The Daily News Transcript in Dedham is reducing the frequency of its print publication from five days a week to one on Oct. 1, according to a person briefed on the decision, who requested anonymity.
Declining circulation and an advertising slump led to the decision to go weekly, but GateHouse Media Inc.,which owns the newspaper, plans no immediate layoffs, according to the source. Managers were told about the decision yesterday, but advertisers and staff have yet to be formally notified.
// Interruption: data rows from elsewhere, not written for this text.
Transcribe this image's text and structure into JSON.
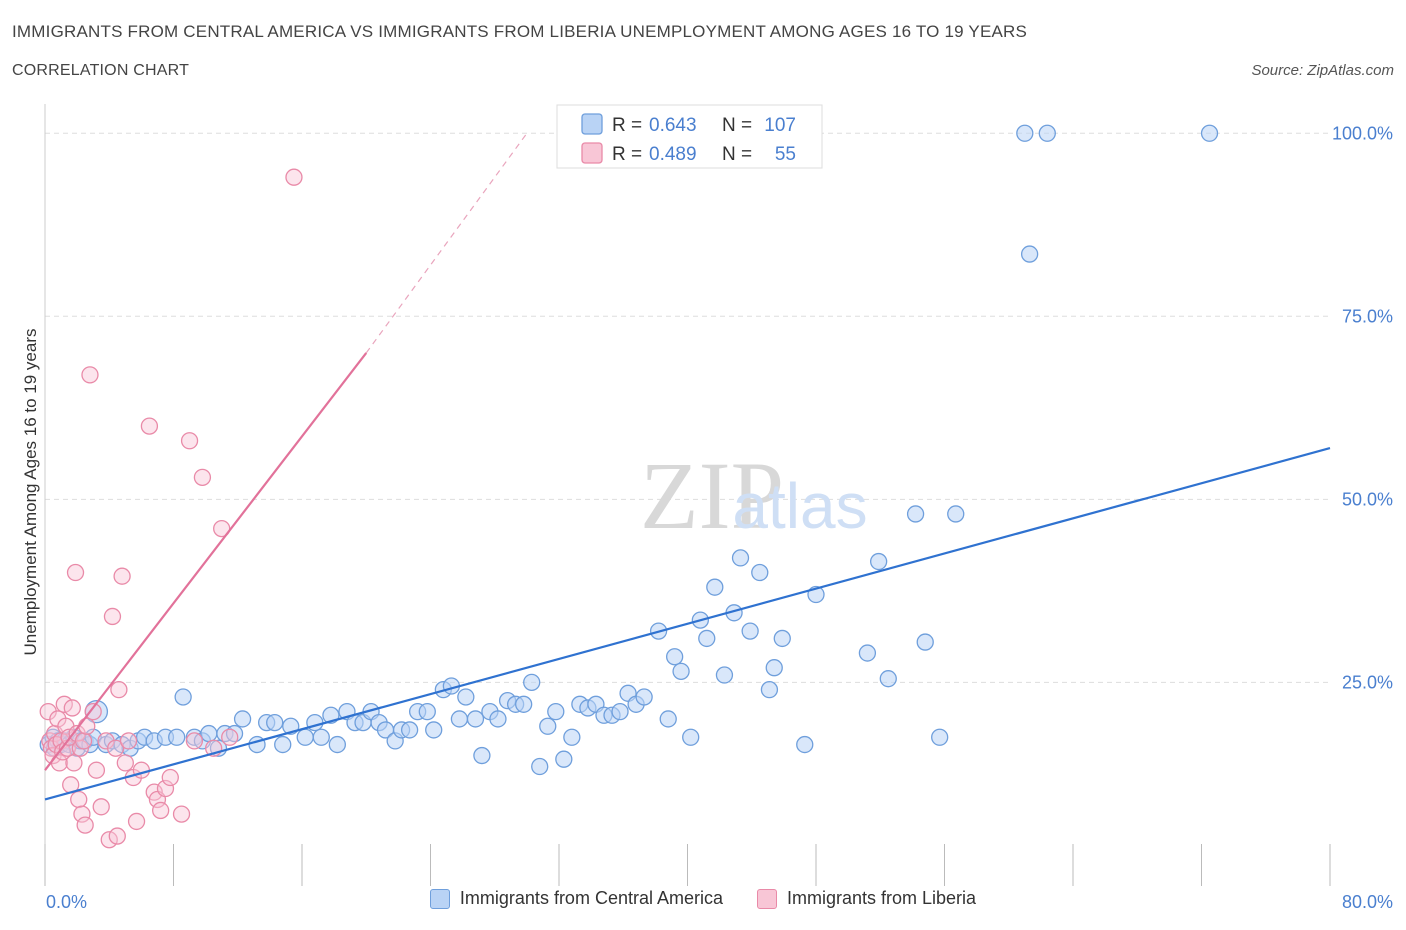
{
  "header": {
    "title": "IMMIGRANTS FROM CENTRAL AMERICA VS IMMIGRANTS FROM LIBERIA UNEMPLOYMENT AMONG AGES 16 TO 19 YEARS",
    "subtitle": "CORRELATION CHART",
    "source": "Source: ZipAtlas.com"
  },
  "watermark": {
    "zip": "ZIP",
    "atlas": "atlas"
  },
  "colors": {
    "blue_fill": "#b9d3f5",
    "blue_stroke": "#6f9fdc",
    "blue_line": "#2f72d0",
    "pink_fill": "#f8c6d6",
    "pink_stroke": "#e98aa8",
    "pink_line": "#e2729a",
    "tick_label": "#4a7fcf",
    "grid": "#dddddd"
  },
  "stats_legend": [
    {
      "r_label": "R =",
      "r_value": "0.643",
      "n_label": "N =",
      "n_value": "107"
    },
    {
      "r_label": "R =",
      "r_value": "0.489",
      "n_label": "N =",
      "n_value": "55"
    }
  ],
  "chart_data": {
    "type": "scatter",
    "title": "",
    "xlabel": "",
    "ylabel": "Unemployment Among Ages 16 to 19 years",
    "xlim": [
      0,
      80
    ],
    "ylim": [
      -2,
      104
    ],
    "x_tick_labels": [
      {
        "value": 0,
        "label": "0.0%"
      },
      {
        "value": 80,
        "label": "80.0%"
      }
    ],
    "y_tick_labels": [
      {
        "value": 25,
        "label": "25.0%"
      },
      {
        "value": 50,
        "label": "50.0%"
      },
      {
        "value": 75,
        "label": "75.0%"
      },
      {
        "value": 100,
        "label": "100.0%"
      }
    ],
    "grid": true,
    "legend_position": "top-center",
    "series": [
      {
        "name": "Immigrants from Central America",
        "color": "#6f9fdc",
        "regression": {
          "x": [
            0,
            80
          ],
          "y": [
            9,
            57
          ]
        },
        "points": [
          [
            0.2,
            16.5
          ],
          [
            0.5,
            17.5
          ],
          [
            0.6,
            16
          ],
          [
            0.8,
            17
          ],
          [
            1.0,
            16.5
          ],
          [
            1.2,
            17
          ],
          [
            1.5,
            16.5
          ],
          [
            1.8,
            17.5
          ],
          [
            2.0,
            16
          ],
          [
            2.2,
            17
          ],
          [
            2.5,
            17
          ],
          [
            2.8,
            16.5
          ],
          [
            3.0,
            17.5
          ],
          [
            3.2,
            21
          ],
          [
            3.8,
            16.5
          ],
          [
            4.2,
            17
          ],
          [
            4.8,
            16.5
          ],
          [
            5.3,
            16
          ],
          [
            5.8,
            17
          ],
          [
            6.2,
            17.5
          ],
          [
            6.8,
            17
          ],
          [
            7.5,
            17.5
          ],
          [
            8.2,
            17.5
          ],
          [
            8.6,
            23
          ],
          [
            9.3,
            17.5
          ],
          [
            9.8,
            17
          ],
          [
            10.2,
            18
          ],
          [
            10.8,
            16
          ],
          [
            11.2,
            18
          ],
          [
            11.8,
            18
          ],
          [
            12.3,
            20
          ],
          [
            13.2,
            16.5
          ],
          [
            13.8,
            19.5
          ],
          [
            14.3,
            19.5
          ],
          [
            14.8,
            16.5
          ],
          [
            15.3,
            19
          ],
          [
            16.2,
            17.5
          ],
          [
            16.8,
            19.5
          ],
          [
            17.2,
            17.5
          ],
          [
            17.8,
            20.5
          ],
          [
            18.2,
            16.5
          ],
          [
            18.8,
            21
          ],
          [
            19.3,
            19.5
          ],
          [
            19.8,
            19.5
          ],
          [
            20.3,
            21
          ],
          [
            20.8,
            19.5
          ],
          [
            21.2,
            18.5
          ],
          [
            21.8,
            17
          ],
          [
            22.2,
            18.5
          ],
          [
            22.7,
            18.5
          ],
          [
            23.2,
            21
          ],
          [
            23.8,
            21
          ],
          [
            24.2,
            18.5
          ],
          [
            24.8,
            24
          ],
          [
            25.3,
            24.5
          ],
          [
            25.8,
            20
          ],
          [
            26.2,
            23
          ],
          [
            26.8,
            20
          ],
          [
            27.2,
            15
          ],
          [
            27.7,
            21
          ],
          [
            28.2,
            20
          ],
          [
            28.8,
            22.5
          ],
          [
            29.3,
            22
          ],
          [
            29.8,
            22
          ],
          [
            30.3,
            25
          ],
          [
            30.8,
            13.5
          ],
          [
            31.3,
            19
          ],
          [
            31.8,
            21
          ],
          [
            32.3,
            14.5
          ],
          [
            32.8,
            17.5
          ],
          [
            33.3,
            22
          ],
          [
            33.8,
            21.5
          ],
          [
            34.3,
            22
          ],
          [
            34.8,
            20.5
          ],
          [
            35.3,
            20.5
          ],
          [
            35.8,
            21
          ],
          [
            36.3,
            23.5
          ],
          [
            36.8,
            22
          ],
          [
            37.3,
            23
          ],
          [
            38.2,
            32
          ],
          [
            38.8,
            20
          ],
          [
            39.2,
            28.5
          ],
          [
            39.6,
            26.5
          ],
          [
            40.2,
            17.5
          ],
          [
            40.8,
            33.5
          ],
          [
            41.2,
            31
          ],
          [
            41.7,
            38
          ],
          [
            42.3,
            26
          ],
          [
            42.9,
            34.5
          ],
          [
            43.3,
            42
          ],
          [
            43.9,
            32
          ],
          [
            44.5,
            40
          ],
          [
            45.1,
            24
          ],
          [
            45.4,
            27
          ],
          [
            45.9,
            31
          ],
          [
            47.3,
            16.5
          ],
          [
            48.0,
            37
          ],
          [
            51.2,
            29
          ],
          [
            51.9,
            41.5
          ],
          [
            52.5,
            25.5
          ],
          [
            54.2,
            48
          ],
          [
            54.8,
            30.5
          ],
          [
            55.7,
            17.5
          ],
          [
            56.7,
            48
          ],
          [
            61.0,
            100
          ],
          [
            61.3,
            83.5
          ],
          [
            62.4,
            100
          ],
          [
            72.5,
            100
          ]
        ]
      },
      {
        "name": "Immigrants from Liberia",
        "color": "#e98aa8",
        "regression": {
          "x": [
            0,
            20
          ],
          "y": [
            13,
            70
          ],
          "extension": {
            "x": [
              20,
              30
            ],
            "y": [
              70,
              100
            ]
          }
        },
        "points": [
          [
            0.2,
            21
          ],
          [
            0.3,
            17
          ],
          [
            0.4,
            16
          ],
          [
            0.5,
            15
          ],
          [
            0.6,
            18
          ],
          [
            0.7,
            16.5
          ],
          [
            0.8,
            20
          ],
          [
            0.9,
            14
          ],
          [
            1.0,
            17
          ],
          [
            1.1,
            15.5
          ],
          [
            1.2,
            22
          ],
          [
            1.3,
            19
          ],
          [
            1.4,
            16
          ],
          [
            1.5,
            17.5
          ],
          [
            1.6,
            11
          ],
          [
            1.7,
            21.5
          ],
          [
            1.8,
            14
          ],
          [
            1.9,
            40
          ],
          [
            2.0,
            18
          ],
          [
            2.1,
            9
          ],
          [
            2.2,
            16
          ],
          [
            2.3,
            7
          ],
          [
            2.4,
            17
          ],
          [
            2.5,
            5.5
          ],
          [
            2.6,
            19
          ],
          [
            2.8,
            67
          ],
          [
            3.0,
            21
          ],
          [
            3.2,
            13
          ],
          [
            3.5,
            8
          ],
          [
            3.8,
            17
          ],
          [
            4.0,
            3.5
          ],
          [
            4.2,
            34
          ],
          [
            4.4,
            16
          ],
          [
            4.5,
            4
          ],
          [
            4.6,
            24
          ],
          [
            4.8,
            39.5
          ],
          [
            5.0,
            14
          ],
          [
            5.2,
            17
          ],
          [
            5.5,
            12
          ],
          [
            5.7,
            6
          ],
          [
            6.0,
            13
          ],
          [
            6.5,
            60
          ],
          [
            6.8,
            10
          ],
          [
            7.0,
            9
          ],
          [
            7.2,
            7.5
          ],
          [
            7.5,
            10.5
          ],
          [
            7.8,
            12
          ],
          [
            8.5,
            7
          ],
          [
            9.0,
            58
          ],
          [
            9.3,
            17
          ],
          [
            9.8,
            53
          ],
          [
            10.5,
            16
          ],
          [
            11.0,
            46
          ],
          [
            11.5,
            17.5
          ],
          [
            15.5,
            94
          ]
        ]
      }
    ]
  },
  "legend": {
    "items": [
      "Immigrants from Central America",
      "Immigrants from Liberia"
    ]
  }
}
In May, GateHouse temporarily cut salaries by an average of 7.75 percent for most of its 1,500 New England employees. At the time, Rick Daniels, chief executive of GateHouse Media New England, said the recession had hurt advertising revenue at newspapers in major metropolitian markets in the Bay State, forcing it to pare costs at its New England Unit.
GateHouse owns more than 100 newspapers in the state, including the Patriot Ledger of Quincy. The parent company, which has acquired 416 newspapers nationwide since 1998, has reduced its workforce by 10 percent since the beginning of the year.
According to an estimate, the company has slashed 25 percent of its total staff in the last two years.GateHouse Media New England also closed seven publications in May, including the Plymouth Bulletin.
(Why wouldnt they go digital instead of weekly? They're basically already rehashing/reprinting Metrowest Daily News stuff, so how does going weekly make them better at what they do? The news will be even MORE stale than it is in a daily print pub).